Они уже доедали суп, тут мать вдруг положила ложку и выпрямилась на стуле.
— Что случилось? — спросил отец.
— Ты ничего не слышал?
— Нет. Это поднялся ветер. Значит, дождя…
Она перебила его:
— Да нет, это не ветер, кто-то идет.
— Но я запер калитку.
— Верно, кто-нибудь из соседей прошел двором.
— Никогда нет покоя, — проворчал отец.
Он услышал шаги, когда нежданный гость обогнул дом и направился к крыльцу.
— Это не господин Робен, — сказала мать. — И не господин Дюреле.
Она встала и пошла к двери. Шаги раздались уже на лестнице.
— Все-таки это кто-то, кто знает, как пройти, — сказал отец.
Он вдруг забеспокоился. Гость в такой час не предвещал ничего хорошего. Он тут же подумал: «А вдруг машина лесоторговца свалилась в овраг и кого-то прислали сказать, что тележка разбилась вдребезги».
Мать открыла дверь в ту минуту, когда гость стоял уже у порога. По ее лицу отец понял, что гость ей неприятен. Сурово нахмурившись, она молча пропустила в кухню Поля.
— Добрый вечер! Я не помешал? — сказал Поль.
— А, это ты, — буркнул отец. — Ты прошел двором?
— По вашей милости: вы слишком рано запираете калитку.
По его голосу и по блеску в глазах отец понял, что сын выпил. Он знал, что теперь это случается все чаще и чаще, и это его огорчало. Друзья не раз говорили ему: «Послушай, а ведь твой сын прикладывается к бутылке». Они говорили это шутя, но отец, который за всю свою жизнь ни разу не выпил лишнего, терпеть не мог пьяниц. Только он старался не обращать на их слова внимания. Болтовня!

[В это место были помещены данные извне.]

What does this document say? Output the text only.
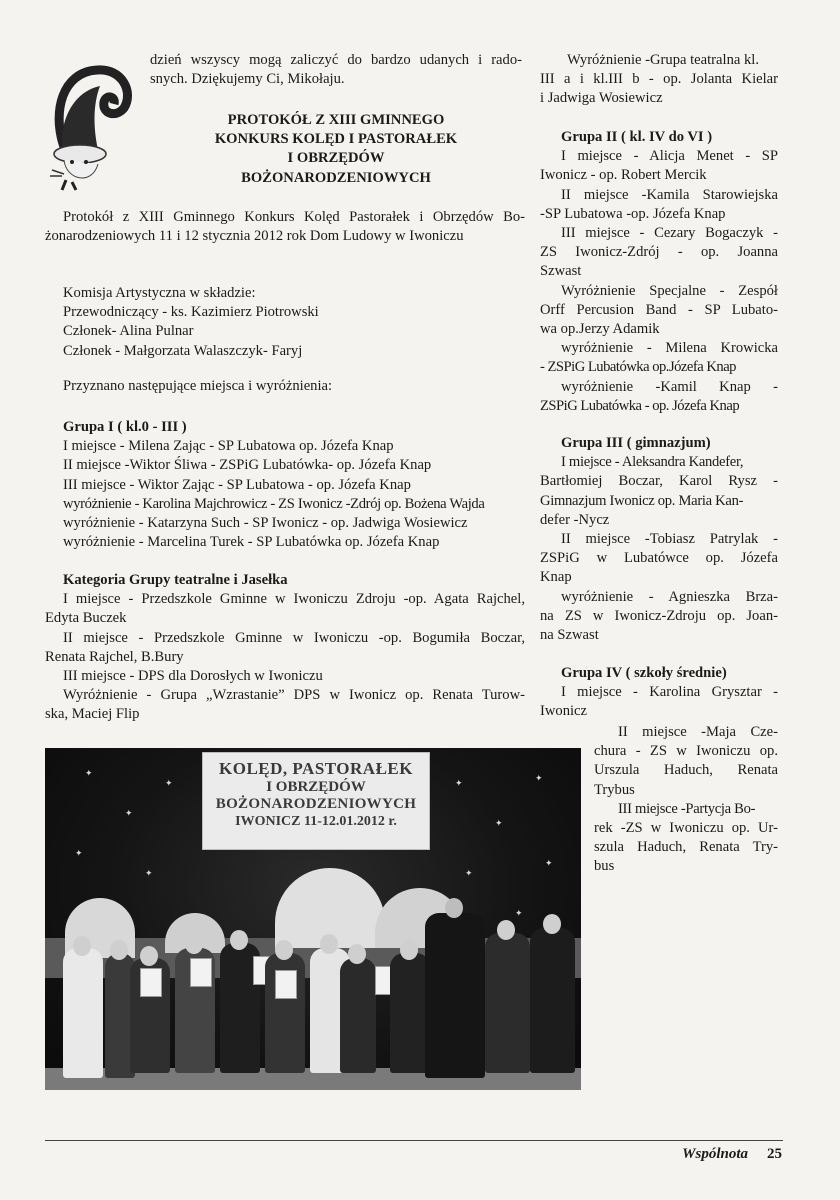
dzień wszyscy mogą zaliczyć do bardzo udanych i rado-
snych. Dziękujemy Ci, Mikołaju.
PROTOKÓŁ Z XIII GMINNEGO
KONKURS KOLĘD I PASTORAŁEK
I OBRZĘDÓW
BOŻONARODZENIOWYCH
Protokół z XIII Gminnego Konkurs Kolęd Pastorałek i Obrzędów Bo-
żonarodzeniowych 11 i 12 stycznia 2012 rok Dom Ludowy w Iwoniczu
Komisja Artystyczna w składzie:
Przewodniczący - ks. Kazimierz Piotrowski
Członek- Alina Pulnar
Członek - Małgorzata Walaszczyk- Faryj
Przyznano następujące miejsca i wyróżnienia:
Grupa I ( kl.0 - III )
I miejsce - Milena Zając - SP Lubatowa op. Józefa Knap
II miejsce -Wiktor Śliwa - ZSPiG Lubatówka- op. Józefa Knap
III miejsce - Wiktor Zając - SP Lubatowa - op. Józefa Knap
wyróżnienie - Karolina Majchrowicz - ZS Iwonicz -Zdrój op. Bożena Wajda
wyróżnienie - Katarzyna Such - SP Iwonicz - op. Jadwiga Wosiewicz
wyróżnienie - Marcelina Turek - SP Lubatówka op. Józefa Knap
Kategoria Grupy teatralne i Jasełka
I miejsce - Przedszkole Gminne w Iwoniczu Zdroju -op. Agata Rajchel,
Edyta Buczek
II miejsce - Przedszkole Gminne w Iwoniczu -op. Bogumiła Boczar,
Renata Rajchel, B.Bury
III miejsce - DPS dla Dorosłych w Iwoniczu
Wyróżnienie - Grupa „Wzrastanie” DPS w Iwonicz op. Renata Turow-
ska, Maciej Flip
Wyróżnienie -Grupa teatralna kl.
III a i kl.III b - op. Jolanta Kielar
i Jadwiga Wosiewicz
Grupa II ( kl. IV do VI )
I miejsce - Alicja Menet - SP
Iwonicz - op. Robert Mercik
II miejsce -Kamila Starowiejska
-SP Lubatowa -op. Józefa Knap
III miejsce - Cezary Bogaczyk -
ZS Iwonicz-Zdrój - op. Joanna
Szwast
Wyróżnienie Specjalne - Zespół
Orff Percusion Band - SP Lubato-
wa op.Jerzy Adamik
wyróżnienie - Milena Krowicka
- ZSPiG Lubatówka op.Józefa Knap
wyróżnienie -Kamil Knap -
ZSPiG Lubatówka - op. Józefa Knap
Grupa III ( gimnazjum)
I miejsce - Aleksandra Kandefer,
Bartłomiej Boczar, Karol Rysz -
Gimnazjum Iwonicz op. Maria Kan-
defer -Nycz
II miejsce -Tobiasz Patrylak -
ZSPiG w Lubatówce op. Józefa
Knap
wyróżnienie - Agnieszka Brza-
na ZS w Iwonicz-Zdroju op. Joan-
na Szwast
Grupa IV ( szkoły średnie)
I miejsce - Karolina Grysztar -
Iwonicz
II miejsce -Maja Cze-
chura - ZS w Iwoniczu op.
Urszula Haduch, Renata
Trybus
III miejsce -Partycja Bo-
rek -ZS w Iwoniczu op. Ur-
szula Haduch, Renata Try-
bus
✦
✦
✦
✦
✦
✦
✦
✦
✦
✦
✦
KOLĘD, PASTORAŁEK
I OBRZĘDÓW
BOŻONARODZENIOWYCH
IWONICZ 11-12.01.2012 r.
Wspólnota 25
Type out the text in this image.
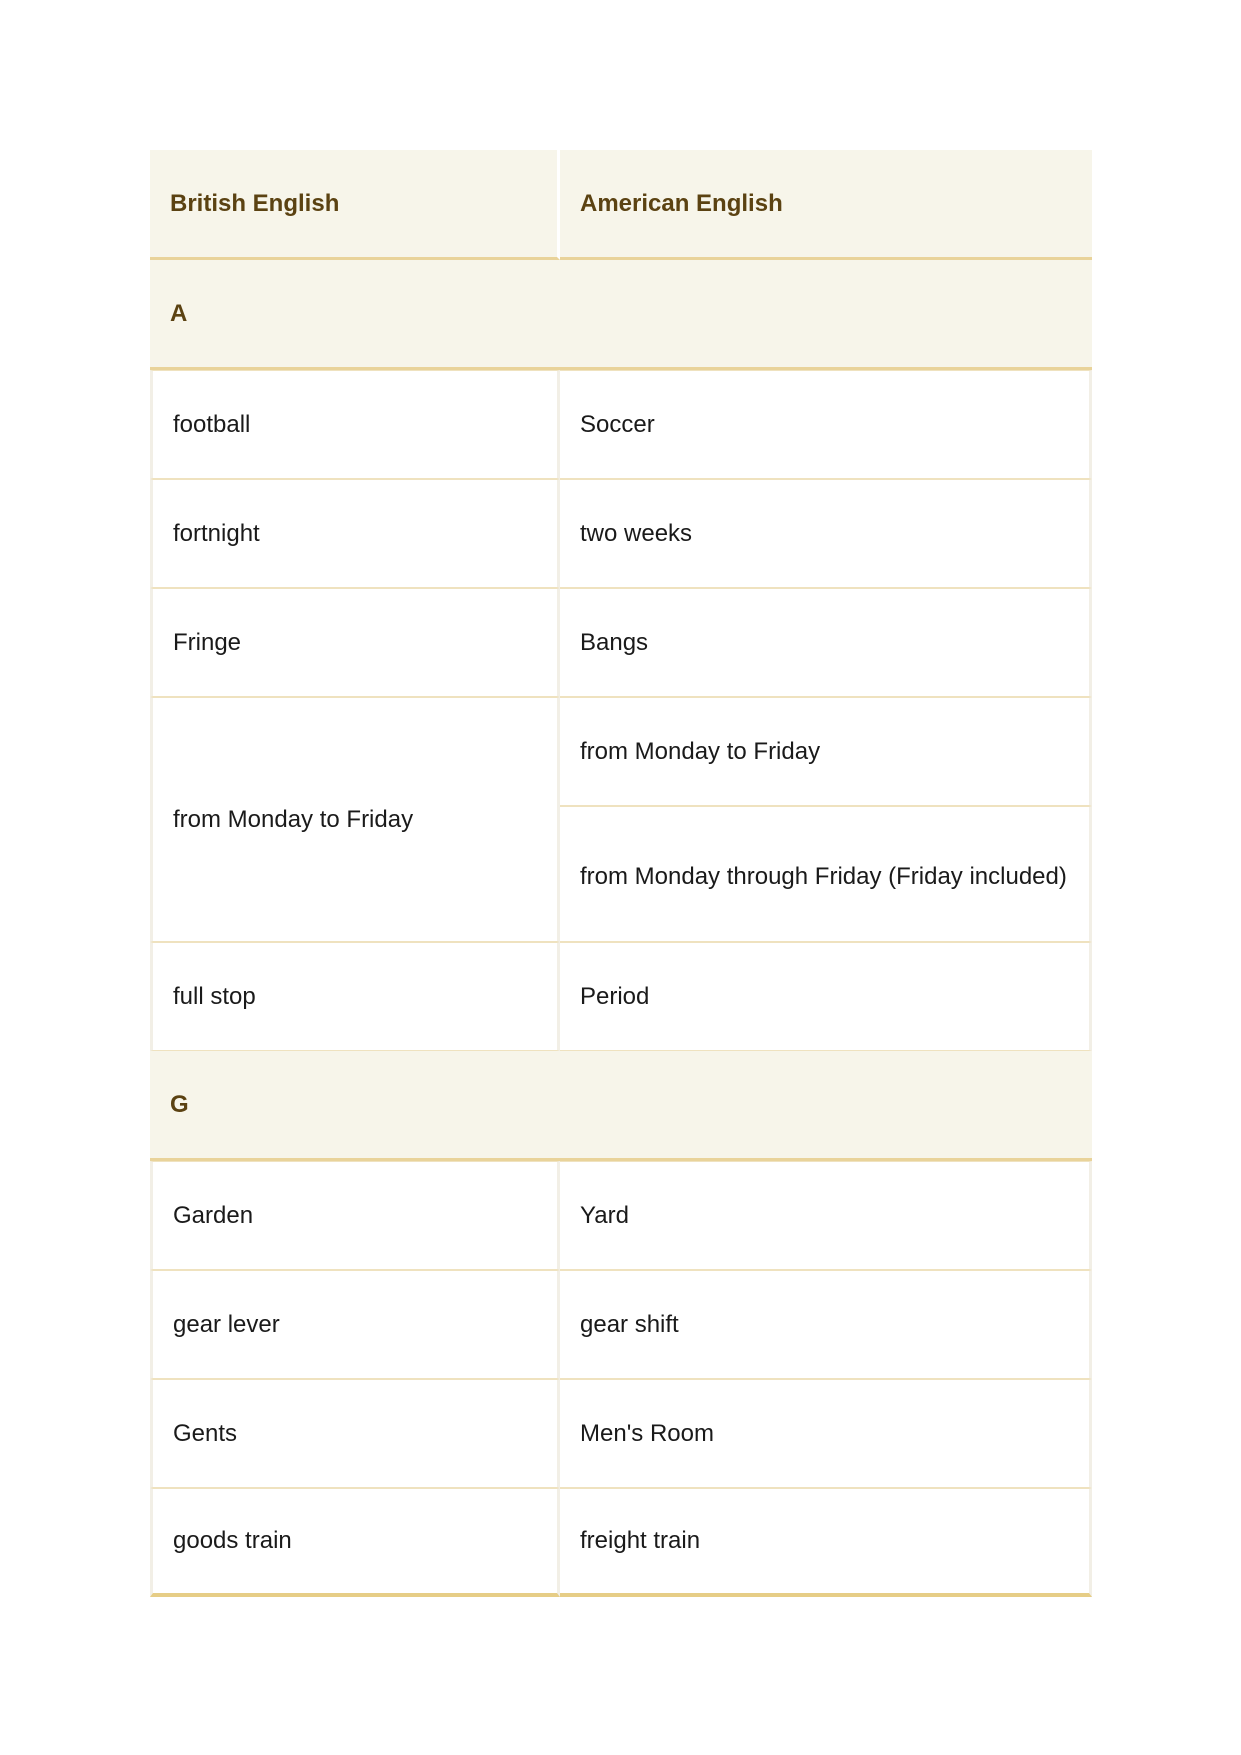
British English	American English
A	
football	Soccer
fortnight	two weeks
Fringe	Bangs
from Monday to Friday	from Monday to Friday
	from Monday through Friday (Friday included)
full stop	Period
G	
Garden	Yard
gear lever	gear shift
Gents	Men's Room
goods train	freight train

Как только сын переступил порог, отец понял, что теперь война с матерью возобновится, и у него сжалось сердце, но он тут же позабыл об этом. Он смотрел на сына и думал: «Он пьян. Это точно. Мой сын начал пить. Черт бы их всех побрал!»
Поль пододвинул стул и сел.
— Доедайте, — сказал он, — суп остынет.
Отец проглотил ложку супа. Когда мать подошла к столу, Поль спросил:
— Как, мать, может, раньше, чем сесть, поднесете мне стаканчик, а?
Она остановилась и уже собралась идти за вином, но отец крикнул:
— Нет! Ты и без того хватил лишнего.
Поль как будто растерялся. Он сморщился, и на его скулах еще резче проступили красные пятна. Отец внимательно поглядел на сына и заметил, что белки у него налились кровью. Значит, он действительно пьет.
Мать все еще не садилась и ждала, словно не зная, как поступить. Отец посмотрел на нее. Только что под влиянием гнева он одернул сына слишком резко. Теперь же он задавал себе вопрос, может, не следовало это делать? Может, тем самым он заранее признал правоту жены и осудил сына, которого она и так уж ненавидит. Поль сдвинул на затылок небольшую коричневую шляпу с приподнятыми полями, обнажив лысеющее темя.